35 アガンベン・例外状態・新型肺炎

20200302 月曜日

 昨日、実施されるはずだった勉強会がコロナウイルスによってキャンセルとなった。「緊急事態宣言」とかいう、意味があるのかないのか判然としない言葉が飛び交うタイムライン上を見ながら、親しい先輩が発表するはずだったカール・シュミットに思いを馳せていた。「緊急事態」の文字列によって、『政治神学』を想起したからであるし、また、3年ぶりに会ったゼミの同期のH君が「アガンベンコロナウイルスと例外状態について言及しているらしい」と教えてくれたからだ。検索してみたところ、アガンベンはどうやらイタリアの左派系メディア「イル・マニフェスト紙」に寄稿していたらしい。元記事が見つからないし、見つかったところでイタリア語もフランス語も読めないので、英訳でお茶を濁すことに:

positionswebsite.org

 疫学的な統計に依拠したところコロナウイルスは致死率が他の疫病に比べて高いわけでなく、実際には社会がパニック状態になるレベルではないにも関わらず、メディアや当局は「パニックの風潮を作り出し、地域全体において日常生活や労働を停止させたり、移動に厳しい制限を設けるといった真の例外状態 a true state of exception」を引き起こしている、とアガンベンは指摘する。

 学部生の頃は「例外状態!ホモ・サケル!剥き出しの生!」と叫びながら飲み会をしていたわけで、おなじみの飲み会コールのようなものだったが、あらためて『例外状態』を確認したい。アガンベンは例外状態について以下のように言及している:

例外状態というのは、なにか特殊な法(戦時法のような)ではないのであって、法秩序それ事態を停止させるものであるかぎりで、法秩序の閾あるいは限界概念を定義したものなのである。
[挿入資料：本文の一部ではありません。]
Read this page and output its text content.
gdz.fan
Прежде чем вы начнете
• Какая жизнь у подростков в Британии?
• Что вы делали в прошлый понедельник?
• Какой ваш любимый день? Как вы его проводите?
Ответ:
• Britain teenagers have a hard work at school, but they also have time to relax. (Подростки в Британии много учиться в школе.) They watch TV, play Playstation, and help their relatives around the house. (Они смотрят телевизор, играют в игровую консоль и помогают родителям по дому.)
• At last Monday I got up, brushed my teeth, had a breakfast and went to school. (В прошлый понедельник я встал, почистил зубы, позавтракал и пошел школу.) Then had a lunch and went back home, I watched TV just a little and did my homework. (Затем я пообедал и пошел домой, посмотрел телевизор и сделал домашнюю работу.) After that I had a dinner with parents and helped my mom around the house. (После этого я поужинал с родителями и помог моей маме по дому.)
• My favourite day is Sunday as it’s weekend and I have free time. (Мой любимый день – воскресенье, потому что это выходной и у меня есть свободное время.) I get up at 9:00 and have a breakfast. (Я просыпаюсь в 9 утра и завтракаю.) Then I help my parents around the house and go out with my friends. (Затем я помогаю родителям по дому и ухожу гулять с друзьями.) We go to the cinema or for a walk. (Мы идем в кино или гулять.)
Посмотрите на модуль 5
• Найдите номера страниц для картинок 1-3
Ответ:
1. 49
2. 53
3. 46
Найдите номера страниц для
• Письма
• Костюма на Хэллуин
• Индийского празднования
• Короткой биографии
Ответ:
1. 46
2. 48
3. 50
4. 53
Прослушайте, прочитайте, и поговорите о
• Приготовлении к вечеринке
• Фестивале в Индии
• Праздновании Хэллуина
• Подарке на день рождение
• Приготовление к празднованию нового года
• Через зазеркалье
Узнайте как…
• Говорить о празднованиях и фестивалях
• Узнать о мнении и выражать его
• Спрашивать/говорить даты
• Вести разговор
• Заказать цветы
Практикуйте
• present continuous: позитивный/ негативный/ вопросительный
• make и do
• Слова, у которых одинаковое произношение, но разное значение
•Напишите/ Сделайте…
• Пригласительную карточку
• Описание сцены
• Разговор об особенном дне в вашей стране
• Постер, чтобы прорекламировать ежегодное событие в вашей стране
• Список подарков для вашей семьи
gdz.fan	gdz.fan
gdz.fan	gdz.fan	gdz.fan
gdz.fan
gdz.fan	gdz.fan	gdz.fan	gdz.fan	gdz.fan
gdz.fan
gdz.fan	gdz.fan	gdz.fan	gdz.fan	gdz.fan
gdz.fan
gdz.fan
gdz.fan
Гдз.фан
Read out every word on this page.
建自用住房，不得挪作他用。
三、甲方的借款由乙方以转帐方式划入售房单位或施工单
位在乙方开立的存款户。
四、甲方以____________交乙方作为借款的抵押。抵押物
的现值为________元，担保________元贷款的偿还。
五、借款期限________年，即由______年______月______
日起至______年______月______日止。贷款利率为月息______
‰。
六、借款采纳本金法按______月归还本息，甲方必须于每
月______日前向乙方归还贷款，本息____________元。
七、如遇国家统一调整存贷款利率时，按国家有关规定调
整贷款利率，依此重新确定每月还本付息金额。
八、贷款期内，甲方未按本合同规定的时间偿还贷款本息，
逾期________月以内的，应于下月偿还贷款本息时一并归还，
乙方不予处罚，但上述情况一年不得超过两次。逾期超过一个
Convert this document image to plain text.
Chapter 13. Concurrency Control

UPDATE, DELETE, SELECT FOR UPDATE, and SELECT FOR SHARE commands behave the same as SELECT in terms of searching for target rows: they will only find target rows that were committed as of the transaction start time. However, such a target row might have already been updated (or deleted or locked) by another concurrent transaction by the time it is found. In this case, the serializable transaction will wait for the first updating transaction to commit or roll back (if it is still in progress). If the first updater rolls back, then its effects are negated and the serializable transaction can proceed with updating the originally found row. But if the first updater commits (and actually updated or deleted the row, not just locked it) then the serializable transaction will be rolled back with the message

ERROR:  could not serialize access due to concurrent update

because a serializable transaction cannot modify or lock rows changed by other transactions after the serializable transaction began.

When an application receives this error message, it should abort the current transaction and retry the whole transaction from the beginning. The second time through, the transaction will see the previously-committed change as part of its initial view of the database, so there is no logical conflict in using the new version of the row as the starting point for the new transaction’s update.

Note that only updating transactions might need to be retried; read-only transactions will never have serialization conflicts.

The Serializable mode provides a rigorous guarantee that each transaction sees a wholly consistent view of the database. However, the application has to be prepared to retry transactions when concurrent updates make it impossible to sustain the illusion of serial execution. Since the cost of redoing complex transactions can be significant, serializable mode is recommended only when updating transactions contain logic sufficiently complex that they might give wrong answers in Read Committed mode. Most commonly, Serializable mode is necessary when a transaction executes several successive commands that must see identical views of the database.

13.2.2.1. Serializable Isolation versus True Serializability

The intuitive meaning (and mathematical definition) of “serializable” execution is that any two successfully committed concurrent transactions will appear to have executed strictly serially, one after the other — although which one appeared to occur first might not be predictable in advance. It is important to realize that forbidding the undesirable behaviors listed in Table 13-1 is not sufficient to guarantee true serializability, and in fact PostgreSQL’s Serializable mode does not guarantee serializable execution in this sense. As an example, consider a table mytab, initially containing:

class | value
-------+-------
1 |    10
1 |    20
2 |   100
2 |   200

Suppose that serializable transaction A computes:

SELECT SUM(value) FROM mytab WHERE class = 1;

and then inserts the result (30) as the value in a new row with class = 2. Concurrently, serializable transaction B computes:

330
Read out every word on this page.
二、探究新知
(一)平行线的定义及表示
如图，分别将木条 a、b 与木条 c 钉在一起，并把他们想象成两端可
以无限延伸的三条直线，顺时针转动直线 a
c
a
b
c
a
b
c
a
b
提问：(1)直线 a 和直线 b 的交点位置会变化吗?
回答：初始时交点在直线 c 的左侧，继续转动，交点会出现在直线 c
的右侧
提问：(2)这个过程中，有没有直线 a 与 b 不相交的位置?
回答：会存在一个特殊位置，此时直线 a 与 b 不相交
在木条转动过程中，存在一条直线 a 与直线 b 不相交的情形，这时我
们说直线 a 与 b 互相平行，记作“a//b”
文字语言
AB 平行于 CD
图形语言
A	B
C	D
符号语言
G.アガンベン『例外状態』「統治のパラダイムとしての例外状態」p14

実際には、例外状態は法秩序の外部でも内部でもないのであって、その定義の問題は、まさにひとつの閾にかかわっているのである。

同 p50

 アガンベンの寄稿に立ち戻ると、アガンベンは、この事態を説明するには2つの要因が役立つとし、背景を分析している。1つには「例外状態を通常の統治のパラダイムとして用いる傾向が高まっていること」、もう1つは「恐怖の状態」。恐怖の状態とは、曰く、「近年、個人の意識に満ちわたっており、集団的なパニック状態の真の必要に転じ、そして(新型肺炎の)流行があらためて理想的な口実を与える」ものという。訳しづら!なお、「必要」とはテクニカルタームだったことを思い出したので以下引用:

 よく耳にする意見によれば、例外状態の基礎におかれるのは必要の概念である。しつこく繰り返されるラテン語の格言によれば、"necesitas legem non haber" すなわち「必要は法律をもたない」というわけである。そして、この格言は二通りの正反対の意味に解されている。ひとつは「必要はいかなる法律も認めない」というものであり、もうひとつは「必要は自らに固有の法律を創り出す」というものである。しかしまた、どちらの場合でも、例外状態の理論は必要状態 status necessitatis〔緊急事態〕の理論に全面的に解消されてしまっており、例外状態が合法的なものであるかどうかという問題はもっぱら必要状態が存続しているかどうかの判断にかかっている。したがって、例外状態の構造と意義について論じるには、必要という法学的概念の分析が前提となる。

同 p51

 そして最後に次のように結論づけている。「政府に課された自由の制限は、安全の欲求を満たすために介入している同じ政府によって作られた安全の欲求の名の下に受け入れられている」。訳しづら!ともかく、これまで例外状態について考察する際には国家の安寧を脅かすものとして戦争や内戦などを念頭に置いていたが、これだけ現行の法秩序を超越した政治的な決定が連発され、あまつさえ首相が「早期立法を目指す」なんて言っている報道を見ていると、スゲエな、ホントに例外状態じゃん、言葉が受肉してるぜ!という気持ちになってくる。といってもアガンベンにもシュミットにも大して詳しくないので、サークルの面々とこのアガンベンの寄稿について議論したいものである。